Поцелуй жесткий и краткий, затыкает мне рот и исчезает быстрее, чем я успеваю ответить. Не ласка, скорее наказание, пытка.
— Скажи… — и опять мучительно медленное скольжение пальцев-садистов и дыхания по ключицам и вниз к груди.
Я противлюсь изо всех сил, но проигрываю и выгибаюсь, почти рычу, желая уже получить больше, получить все! Моя грудь меняется, выросла и потяжелела, а соски стали невыносимо чувствительными. Я осознаю это одновременно с тем, как это понимает Рамзин, прикидывающийся тьмой. И это мгновенно отрезвляет меня и приводит в ярость его.
Я пытаюсь оттолкнуть его, но бесполезно бороться с воздухом. Вместо этого оказываюсь будто спеленутой по рукам и ногам и придавленной тяжелым телом, каждый изгиб и мускул которого я знаю и хочу.
— Сука… — извиваясь, шиплю я, захлебываясь бессилием и злостью. — Что ты натворил, сволочь… Ненавижу тебя за это!
Рамзин словно и не слышит меня. Его ладонь проскальзывает между нами и накрывает мой живот.
— Кто? Кто он? — рычит он так, что вибрируют оба наших тесно прижатых тела.
Я замираю на секунду, не в силах прийти в себя от шока и возмущения.
— Ты издеваешься надо мной, упырь проклятый? — кричу в эту непроглядную тьму, чьё резкое гневное дыхание жжет мои губы.
В наказание опять получаю поцелуй, жесткий, властный, тот самый Рамзинский, выпивающий меня до дна, опустошающий.

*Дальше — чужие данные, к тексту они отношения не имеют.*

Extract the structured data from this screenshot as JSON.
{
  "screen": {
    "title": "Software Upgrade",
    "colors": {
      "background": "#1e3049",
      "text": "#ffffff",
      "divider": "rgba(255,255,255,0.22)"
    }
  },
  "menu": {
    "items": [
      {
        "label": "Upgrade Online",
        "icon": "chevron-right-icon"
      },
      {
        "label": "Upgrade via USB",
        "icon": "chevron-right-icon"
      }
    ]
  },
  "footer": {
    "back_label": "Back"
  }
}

Бьюсь под ним, желая и лягнуть, и ударить, и прижаться теснее. Бешусь от этой двойственности ощущений, когда я, вроде, и чувствую каждое его движение, действие и в тоже время не могу коснуться в ответ. Как меня уже задолбали эти гребаные мистические заморочки! Хочу нормально вмазать ему по роже, выцарапать наглые зенки, высказать все, а потом зацеловать, заласкать каждый синяк и царапину.
— Кто это? Кто из них? — оборвав поцелуй, требует Рамзин.
Он точно псих полоумный!
— Ты! — ору ему.
— Ты лжешь! Кто он? Кому ты отдала то, что только моё?
— Да чтоб ты сдох, сволочь! — от злости уже просто не могу дышать. — Это ты! Ты! Ты один причина всех моих несчастий! Отпусти меня и убирайся и никогда не смей появляться в нашей жизни! Ты не нужен мне! Не нужен ребенку! Проваливай!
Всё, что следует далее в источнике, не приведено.